En phonétique, une syllabe est une unité sonore organisée autour d'un noyau vocalique : un son de voyelle prononcé. Les consonnes qui l'entourent forment l'attaque et la coda de la syllabe, mais ne comptent pas comme syllabe en elles-mêmes.

Ainsi, chat /ʃa/ a une seule syllabe (une voyelle, /a/), tandis que lumière /ly.mjɛʁ/ en a deux en français courant (ly + mjɛʁ), et parfois trois en versification classique (ly + mi + jɛʁ).

À retenir : pour compter les syllabes, on compte les sons vocaliques prononcés, pas les lettres. « Eau » s'écrit trois lettres mais ne contient qu'un seul son /o/ : une seule syllabe.

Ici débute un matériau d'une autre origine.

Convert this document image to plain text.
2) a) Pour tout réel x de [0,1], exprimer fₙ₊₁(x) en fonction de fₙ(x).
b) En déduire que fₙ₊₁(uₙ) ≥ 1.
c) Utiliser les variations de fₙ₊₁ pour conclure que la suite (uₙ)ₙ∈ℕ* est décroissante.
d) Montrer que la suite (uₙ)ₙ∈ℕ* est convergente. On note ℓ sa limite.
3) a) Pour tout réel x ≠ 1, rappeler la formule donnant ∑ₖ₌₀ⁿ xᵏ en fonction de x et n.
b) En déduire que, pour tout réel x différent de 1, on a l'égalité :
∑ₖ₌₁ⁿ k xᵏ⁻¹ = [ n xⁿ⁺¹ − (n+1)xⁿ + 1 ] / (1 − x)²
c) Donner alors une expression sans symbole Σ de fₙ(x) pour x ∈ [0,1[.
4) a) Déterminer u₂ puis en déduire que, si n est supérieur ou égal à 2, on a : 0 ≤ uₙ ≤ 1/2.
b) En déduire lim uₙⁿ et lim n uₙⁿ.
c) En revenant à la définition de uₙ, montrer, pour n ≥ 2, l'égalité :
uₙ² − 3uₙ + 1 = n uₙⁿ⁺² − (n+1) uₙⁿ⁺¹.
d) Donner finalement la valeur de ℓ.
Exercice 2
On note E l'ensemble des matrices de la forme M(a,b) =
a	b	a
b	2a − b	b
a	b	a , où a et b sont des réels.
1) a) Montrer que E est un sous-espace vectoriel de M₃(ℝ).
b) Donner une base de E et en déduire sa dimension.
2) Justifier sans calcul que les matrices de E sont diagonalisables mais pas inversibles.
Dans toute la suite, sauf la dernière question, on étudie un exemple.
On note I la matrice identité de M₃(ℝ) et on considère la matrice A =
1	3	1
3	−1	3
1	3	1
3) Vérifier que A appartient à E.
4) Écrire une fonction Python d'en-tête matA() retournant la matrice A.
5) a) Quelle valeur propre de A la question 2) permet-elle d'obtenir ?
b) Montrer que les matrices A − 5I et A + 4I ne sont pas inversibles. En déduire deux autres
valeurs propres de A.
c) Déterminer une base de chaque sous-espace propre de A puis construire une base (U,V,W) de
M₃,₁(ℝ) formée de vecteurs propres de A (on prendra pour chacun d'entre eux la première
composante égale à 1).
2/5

2. Règles fondamentales du comptage

En versification française, le comptage des syllabes repose sur quelques principes stables :

Chaque voyelle prononcée = une syllabe

ami /a.mi/ = 2 syllabes · amour /a.muʁ/ = 2 syllabes · espoir /ɛs.pwaʁ/ = 2 syllabes.

Les semi-consonnes : synérèse ou diérèse

Les sons /j/ (yod), /w/ et /ɥ/ sont des semi-consonnes. Dans la prononciation courante, ils fusionnent avec la voyelle suivante en une seule syllabe (synérèse). En versification classique, cette fusion peut être rompue pour former deux syllabes distinctes (diérèse).

/j/ pied : synérèse /pje/ = 1 syl · diérèse /pi.je/ = 2 syl (i = 1re syl, j reste en attaque)
/w/ oui : synérèse /wi/ = 1 syl · diérèse /u.wi/ = 2 syl (u = 1re syl, w reste en attaque)
/ɥ/ nuit : synérèse /nɥi/ = 1 syl · diérèse /ny.ɥi/ = 2 syl (y = 1re syl, ɥ reste en attaque)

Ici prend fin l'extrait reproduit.